Wow, what’s it gonna take? al Megrahi was successfully killed 2+ weeks ago. Cyanide in the neck! It was Clancy-esque! Notice he has NOT been seen and every excuse for his public absence and failure to check in with the idiots who released him goes unchecked. No one of credibility has verified his well-being since he was killed. God bless! Celebrate! Score one for US intel community and AMerica cleaning up AGAIN!

Posted by: Sct Ldr | November 16, 2009, 6:22 pm 6:22 pm

The identity of the real bomber was confirmed in the Scottish Parliament in August, go to their website and click on the link for official report and the debate on the release of Megrahi. The real bomber, the nephew of Ahmed Jabril lives and works in the Washington DC area in the Schools Division of the Federal Government as a heating engineer. Ironically he has probably serviced the the heating system at Syracuse. US intelligence reports (confirmed by CIA operatives in TV interviews in Europe this year) show that the blowing up of Pan Am 103 was a revenge attack for the shooting down of Iranian passenger jet Flight 655 FIVE months before Lockerbie. Iran paid the Popular Front for the Liberation of Palestine General Command $10m to carry out the attack. The group is led by the aforementioned Jabril. So why did the US go after Libya? At the time the US and UK were preparing to repell Iraq’s invasion of Kuwait and neede to make sure Iran stayed out of it. Libya was already the whipping boy of the West, but US Defence Intelligence Reports confim that by 1988 Libya had “made considerable efforts to distance itself from sponsoring terrorism following the 1986 US bombing of Tripoli”. As for the other post from Sct Ldr… Grow up. Why would the US intelligence community kill a man, who is already dying slowly and painfully after they themselves have reported neither he or Libya were responsible?

Posted by: Jim Silvey | November 17, 2009, 4:15 am 4:15 am

Jim silvey writes “at the time the US and UK were preparing to repel Iraq’s invasion of Kuwait.” At what time? Iraq invaded Kuwait on the 2nd August 1990 – the Indictment was announced 14th November 1991.
It was terrible what happened to Thomas Schultz and all the others whose lives were sacrificed in order to draw a line under the “Vincennes Incident”.
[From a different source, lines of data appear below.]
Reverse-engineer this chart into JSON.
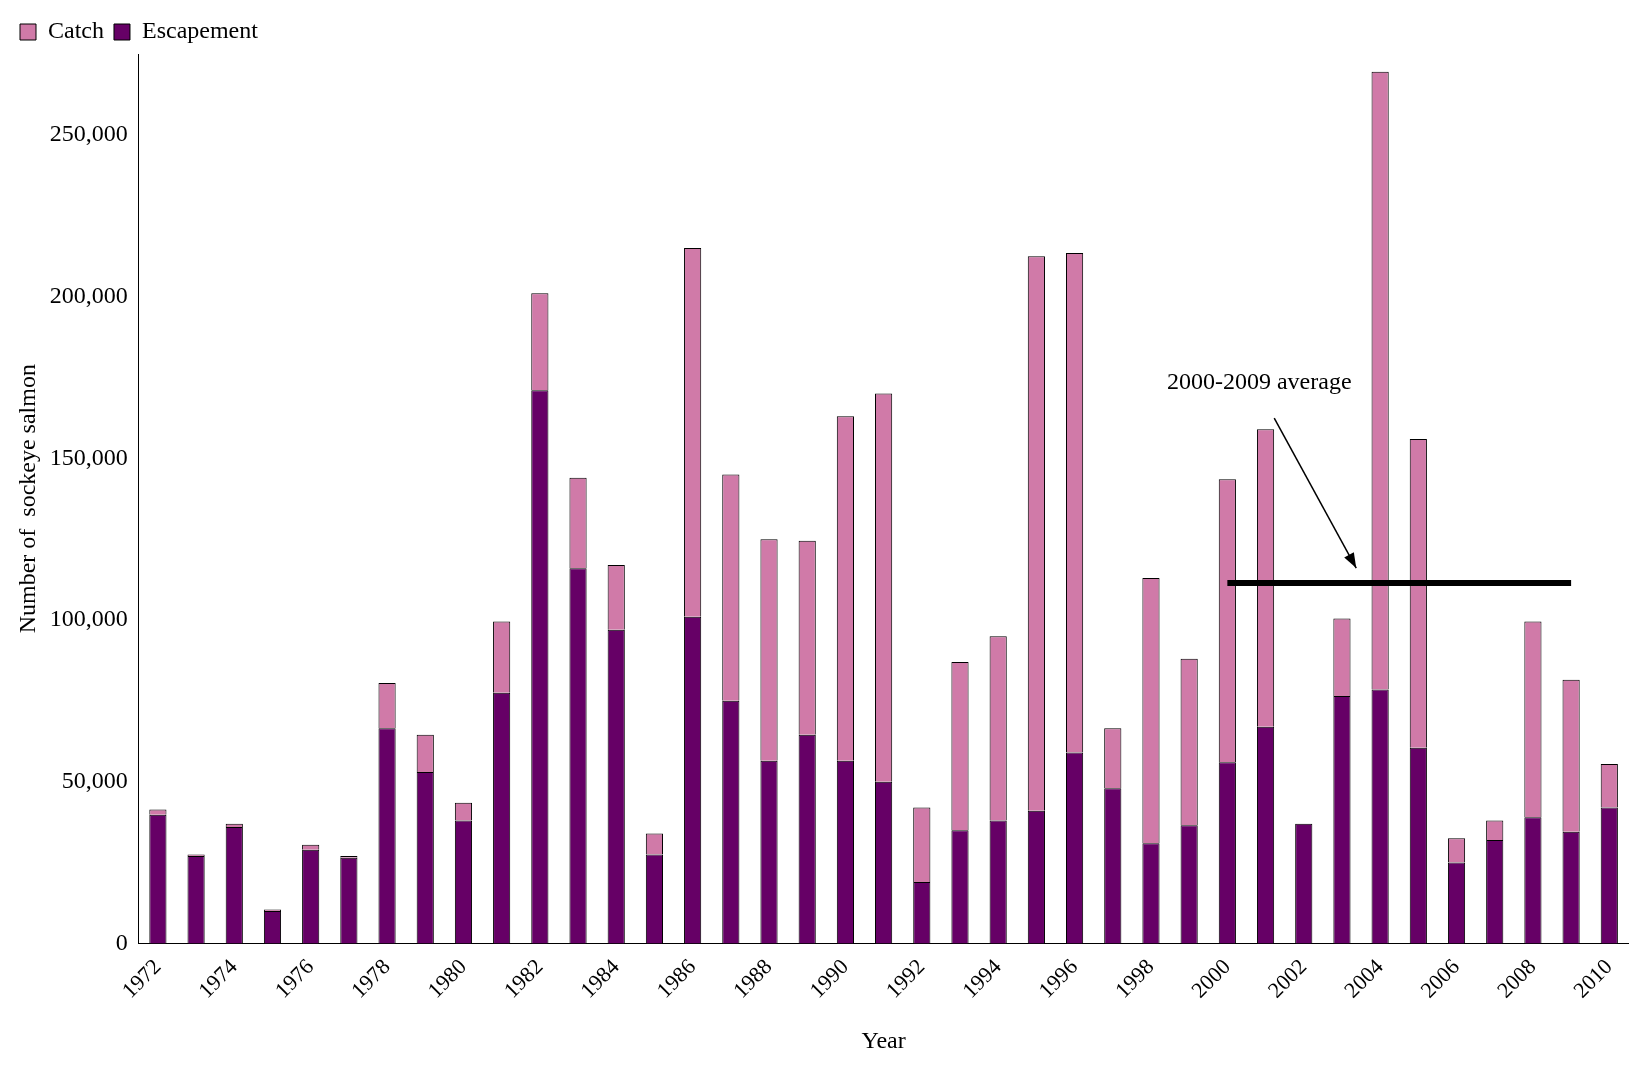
{
  "chart_data": {
    "type": "bar",
    "stacked": true,
    "xlabel": "Year",
    "ylabel": "Number of  sockeye salmon",
    "categories": [
      "1972",
      null,
      "1974",
      null,
      "1976",
      null,
      "1978",
      null,
      "1980",
      null,
      "1982",
      null,
      "1984",
      null,
      "1986",
      null,
      "1988",
      null,
      "1990",
      null,
      "1992",
      null,
      "1994",
      null,
      "1996",
      null,
      "1998",
      null,
      "2000",
      null,
      "2002",
      null,
      "2004",
      null,
      "2006",
      null,
      "2008",
      null,
      "2010"
    ],
    "series": [
      {
        "name": "Escapement",
        "color": "#660066",
        "values": [
          39800,
          27000,
          36000,
          10000,
          29000,
          26500,
          66500,
          53000,
          38000,
          77500,
          171000,
          116000,
          97000,
          27500,
          101000,
          75000,
          56500,
          64500,
          56500,
          50000,
          19000,
          35000,
          38000,
          41000,
          59000,
          48000,
          31000,
          36500,
          56000,
          67000,
          37000,
          76500,
          78500,
          60500,
          25000,
          32000,
          39000,
          34500,
          42000
        ]
      },
      {
        "name": "Catch",
        "color": "#d07aa8",
        "values": [
          1600,
          500,
          1000,
          500,
          1500,
          500,
          14000,
          11500,
          5500,
          22000,
          30000,
          28000,
          20000,
          6500,
          114000,
          70000,
          68500,
          60000,
          106500,
          120000,
          23000,
          52000,
          57000,
          171500,
          154500,
          18500,
          82000,
          51500,
          87500,
          92000,
          0,
          24000,
          191000,
          95500,
          7500,
          6000,
          60500,
          47000,
          13500
        ]
      },
      {
        "type": "line",
        "color": "#000000",
        "values": [
          null,
          null,
          null,
          null,
          null,
          null,
          null,
          null,
          null,
          null,
          null,
          null,
          null,
          null,
          null,
          null,
          null,
          null,
          null,
          null,
          null,
          null,
          null,
          null,
          null,
          null,
          null,
          null,
          111400,
          111400,
          111400,
          111400,
          111400,
          111400,
          111400,
          111400,
          111400,
          111400,
          null
        ]
      }
    ],
    "ylim": [
      0,
      275000
    ],
    "yticks": [
      0,
      {
        "value": 50000,
        "label": "50,000"
      },
      {
        "value": 100000,
        "label": "100,000"
      },
      {
        "value": 150000,
        "label": "150,000"
      },
      {
        "value": 200000,
        "label": "200,000"
      },
      {
        "value": 250000,
        "label": "250,000"
      }
    ],
    "grid": false,
    "legend": "top left",
    "annotations": [
      "2000-2009 average"
    ]
  }
}
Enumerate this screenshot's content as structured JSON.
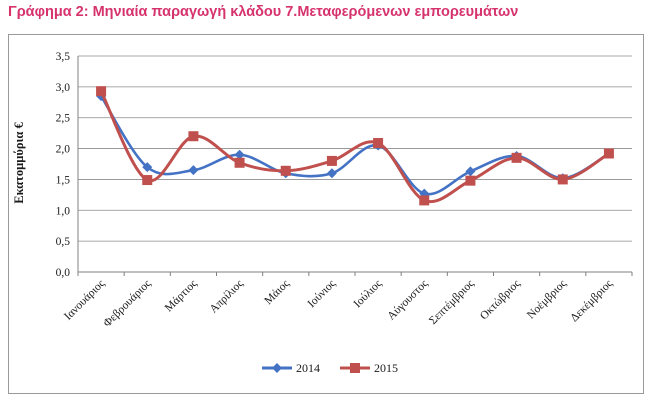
{
  "title": "Γράφημα 2: Μηνιαία παραγωγή κλάδου 7.Μεταφερόμενων εμπορευμάτων",
  "chart_data": {
    "type": "line",
    "smooth": true,
    "ylabel": "Εκατομμύρια €",
    "xlabel": "",
    "ylim": [
      0,
      3.5
    ],
    "y_ticks": [
      "0,0",
      "0,5",
      "1,0",
      "1,5",
      "2,0",
      "2,5",
      "3,0",
      "3,5"
    ],
    "grid": true,
    "legend_position": "bottom",
    "categories": [
      "Ιανουάριος",
      "Φεβρουάριος",
      "Μάρτιος",
      "Απρίλιος",
      "Μάιος",
      "Ιούνιος",
      "Ιούλιος",
      "Αύγουστος",
      "Σεπτέμβριος",
      "Οκτώβριος",
      "Νοέμβριος",
      "Δεκέμβριος"
    ],
    "series": [
      {
        "name": "2014",
        "color": "#4472c4",
        "marker": "diamond",
        "values": [
          2.85,
          1.7,
          1.65,
          1.9,
          1.6,
          1.6,
          2.05,
          1.27,
          1.63,
          1.88,
          1.52,
          1.92
        ]
      },
      {
        "name": "2015",
        "color": "#c0504d",
        "marker": "square",
        "values": [
          2.93,
          1.49,
          2.2,
          1.77,
          1.64,
          1.8,
          2.09,
          1.16,
          1.48,
          1.85,
          1.5,
          1.92
        ]
      }
    ]
  }
}
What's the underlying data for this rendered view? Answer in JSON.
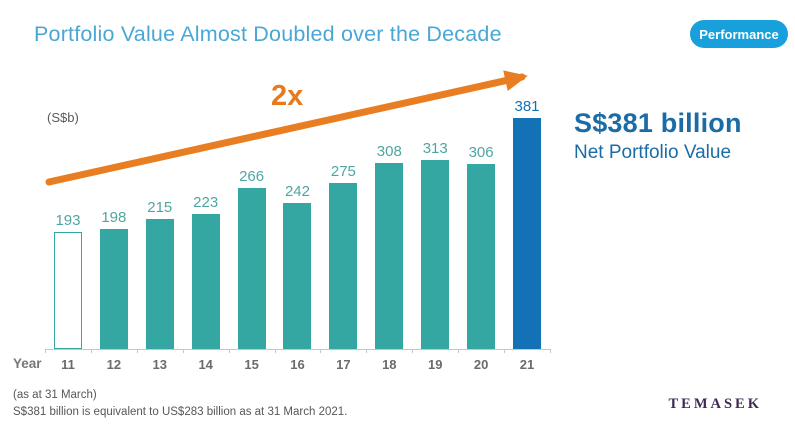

Posted by: porkylinda | November 18, 2009, 4:32 am 4:32 am

US intelligence reports (inveterate by CIA operatives in TV interviews in Assemblage this gathering) pretence that the blowing up of Pan Am 103 was a revenge aggress for the shooting felled of Persian traveler jet Aviation 655 Quintuplet months before Lockerbie. Iran postpaid the Popular Frontmost for the Freeing of Canaan Generic Order $10m to disperse out the aggress.
——————
marq

Posted by: workout routines | November 20, 2009, 12:41 am 12:41 am

Re PorkyLinda comment:
The Investigation was very much foccused on Iran, but changed in 1990 to Libya, for the reasons I previously stated. Iran was behind this for the murder of 290 passengers on Flight 655 by the Officers and crew of the USS Vincennes. Americans seem to understand an eye for and eye type justice. Then they should accept the appauling atrosity of Pan Am 103… The truth is though an eye for an eye makes everyone blind. As for the US Senator calling on Megrahi to be returned to a Scottish prison as he has outlived his prognosis. Fine, but if the US doesnt want to be accused of sheer hypocrisy they should hand over the Captain and crew of the Vincennes, who FIVE months before Lockerbie murdered 290 civilians.